Many computer-aided control engineering packages have an option to export a model to C or C++ code. Often this option is used to solve a calculation-intensive problem in a quicker way, because the exported model does not suffer from the overhead from the package, but this code can also be ported to other environments. DUECA currently offers the possibility to include Simulink models converted with Simulink Coder.

This description is based on Matlab 2016b, with Simulink 8.11. Packages with Simulink 8.13 (2017b) and 9.0 (2018b) are also available. You need several items for these steps:

1. Of course a current Matlab license with the Simulink Coder enabled, to convert your Simulink model to c.

2. A package with the header files and compiled library code for any auxiliary code that your c-converted Simulink model might use. At TU Delft we use rpm or deb packages for this, the librtwxxx and librtwxxx-devel or librtwxxx-dev.

3. From librtw8_11 onwards the packages have a settings file, /usr/share/librtw8_11/dueca_rtw_config.m, that automatically adjusts to the right settings for code generation.

To generate code you need the following options:

1. Run dueca_rtw_config on your model. This sets the correct properties for the code generation.
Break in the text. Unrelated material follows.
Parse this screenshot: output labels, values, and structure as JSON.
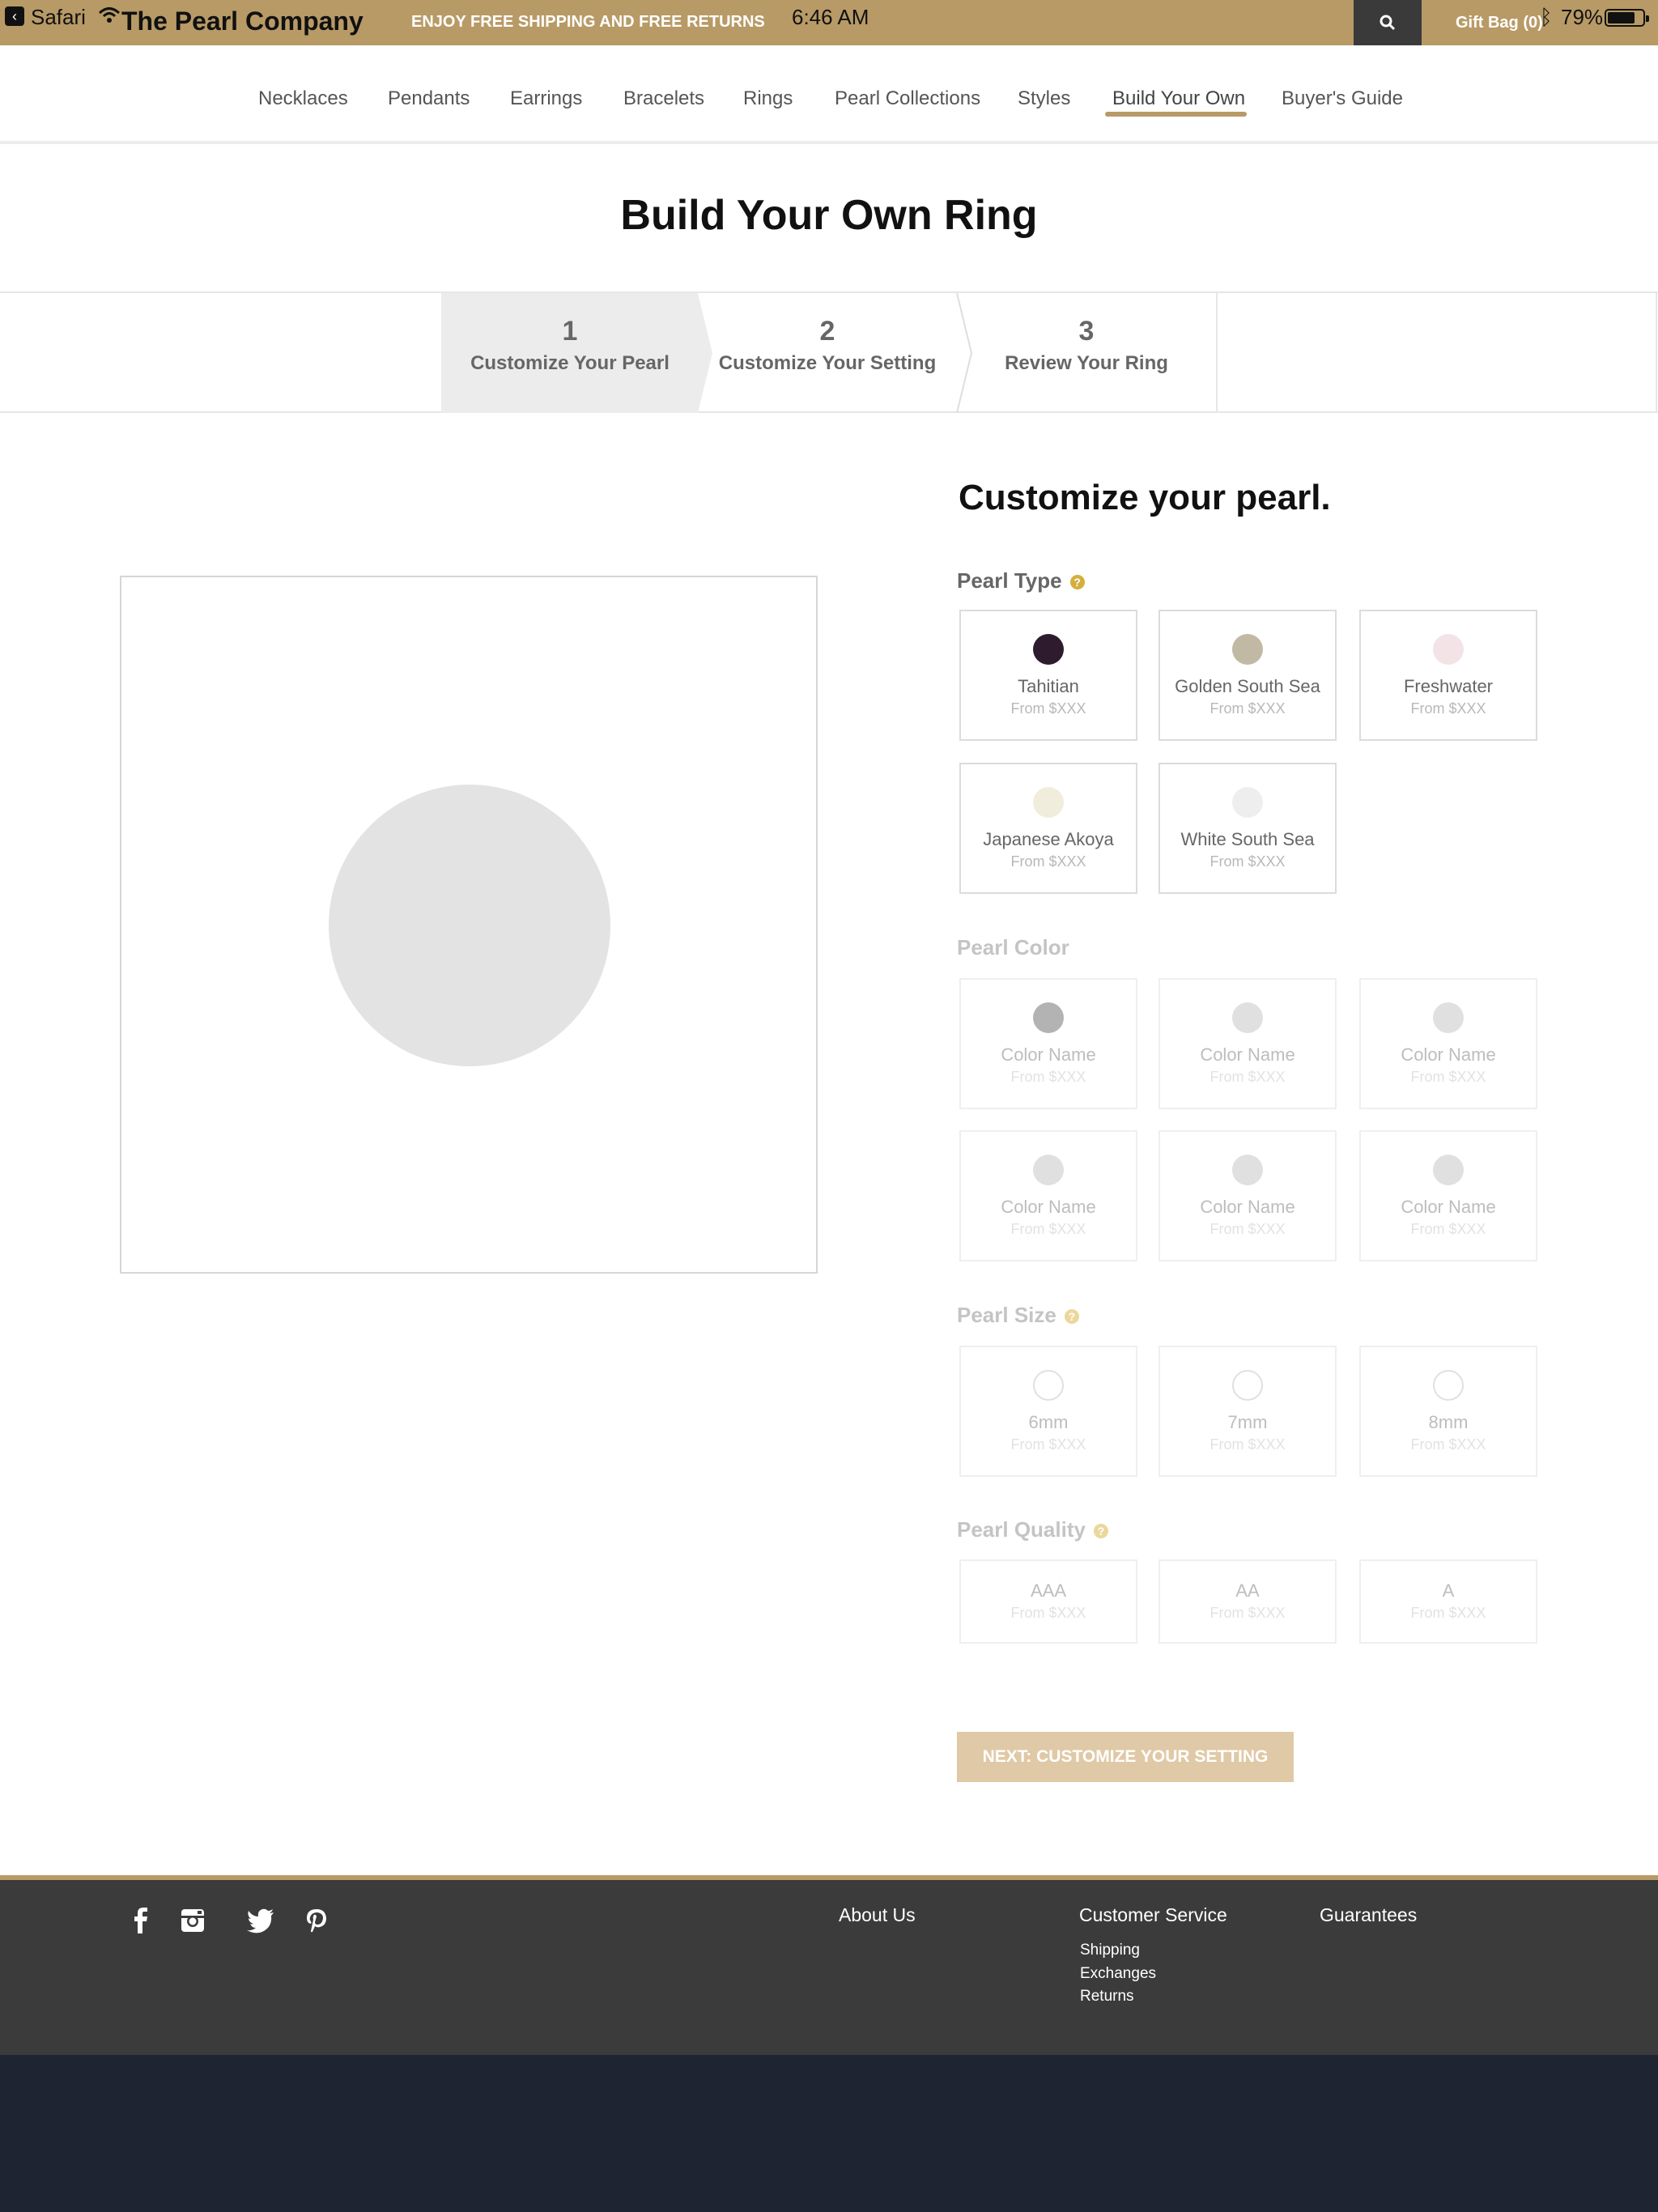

2. Under "Solver", this selects a fixed step solver. You may specify a new step size. Note that the step size must match your DUECA update rate – if needed, you can also tweak the DUECA code to call your Simulink model several times per DUECA time step. Open the configuration parameters dialog (Simulation – Model configuration parameters).

3. Under "Code Generation", select ert.tlc as system target is selected, use language "C", and check for "Generate code only"

4. Under "Code Generation -- Comments", select all you want to see in your C code

5. Under "Code Generation -- Interface", make sure that "Reusable function" is selected for the packaging, and as well as "Use dynamic memory allocation" and "Terminate function required". Keep "Classic call interface" and "Single output/update function" unchecked. Don't check "MAT-file logging". For the option "Pass root-level IO as:", select "Structure reference".

Calling the Simulink Coder code

Generate a skeleton for your module by invoking the new-module script (use the right rtw version):

new-module rtw8_11

For calculation of the model response, you first need to set the input vector values. Look in doCalculation for the template code. This version of the generated code uses the Simulink Coder generated structs of IO, the commented code in the generated file should get you going, inspect the generated header file to see the structure of the inputs and outputs.

Linking

To link in the proper library, add the Simulink library as a component to DUECA, in the DCOMPONENTS variable in the main makefile, –rtw8_11 or –rtw8_13, –rtw9_0 or –rtw9_2 currently. This library already includes compiled code from some common generated files such as rt_nonfinite.c, rtGetNaN.c, rtGetInf.c files. These are generated automatically, but should not be included in the sources you compile with the DUECA module.